И служил он в чайном магазине…
Роман Романович щелкнул пальцами и, притопывая носком лакированного сапога с кокардой у коленки, грассируя, пропел еще одну строку из запомнившейся новой песенки. Он впервые слышал вчера Изу Кремер. Понравилось.
Р-ра-а-зносил покупки по домам в корзине…
Он прервал себя на полутакте и приотворил дверь. Совсем другим, зычным голосом, в котором чувствовалось умение командовать, крикнул:
– Степан, черт тебя подери!
– Бегу-с.
Коридорный вбежал в номер и с ходу подал черную венгерку.
– Ни пушинки-с! – угодливо сказал он и, лизнув себе ладонь, провел ею по спине Романа Романовича.
Венгерка сидела складно, обрисовывая сухую фигуру Романа Романовича.
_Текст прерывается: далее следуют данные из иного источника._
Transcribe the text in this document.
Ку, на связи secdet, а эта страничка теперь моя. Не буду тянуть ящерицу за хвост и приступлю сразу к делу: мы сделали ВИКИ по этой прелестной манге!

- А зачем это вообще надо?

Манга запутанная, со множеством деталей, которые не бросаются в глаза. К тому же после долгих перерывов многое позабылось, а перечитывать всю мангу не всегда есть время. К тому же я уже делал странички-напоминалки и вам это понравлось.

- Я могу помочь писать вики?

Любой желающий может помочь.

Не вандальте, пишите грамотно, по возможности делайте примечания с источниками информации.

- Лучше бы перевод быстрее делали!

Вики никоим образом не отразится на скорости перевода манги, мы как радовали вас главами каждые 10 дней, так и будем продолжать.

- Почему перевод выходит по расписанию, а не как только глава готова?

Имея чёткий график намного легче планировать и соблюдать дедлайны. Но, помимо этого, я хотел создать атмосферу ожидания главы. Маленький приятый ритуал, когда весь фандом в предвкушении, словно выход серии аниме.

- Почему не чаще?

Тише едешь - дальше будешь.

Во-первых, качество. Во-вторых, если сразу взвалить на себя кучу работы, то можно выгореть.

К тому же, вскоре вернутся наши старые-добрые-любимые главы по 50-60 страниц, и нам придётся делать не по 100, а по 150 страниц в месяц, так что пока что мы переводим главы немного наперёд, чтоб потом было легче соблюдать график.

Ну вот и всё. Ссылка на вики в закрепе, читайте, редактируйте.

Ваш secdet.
Кабы шнуры на груди были не черными, а серебряными да на плечах были погоны Александрийского гусара!.. Не случайно же на визитных карточках Романа Романовича Грабовского мелким шрифтиком внизу было набрано: «Корнет в отставке». И без этого всякий с первого взгляда опознал бы в нем бывшего кавалериста, не имеющего сил расстаться с родной венгеркой.
Впрочем, дело было не только в любви к мундиру. Роману Романовичу давным-давно пришлось снять его из-за некрасивой истории с пропажей денег у товарища по полку. Куда большую роль в его приверженности к подобию военной формы играло то, что это одеяние, сразу изобличавшее в нем бывшего гусара, служило неплохой маской. Она не раз отводила от Романа Романовича руку наружной полиции. А профессия Романа Романовича требовала в этом смысле особой предусмотрительности. Он давно был своим человеком в компании самых отчаянных московских аферистов – кукольников и банковских воров. Немало денег перекочевало через руки Романа Романовича из портфелей незадачливых купцов и артельщиков в кассы тотализатора и в бездонные карманы цыганок Петровского парка. Все знали там бесшабашного гусара, пропивающего наследство какой-то саратовской бабушки.
Нынче Роман Романович был в отличном расположении духа. Всего два дня, как удалось наколоть отменное дельце: в конторе Волжско-Камского банка судьба подарила ему ни много ни мало шесть тысяч рубликов. Дело было так.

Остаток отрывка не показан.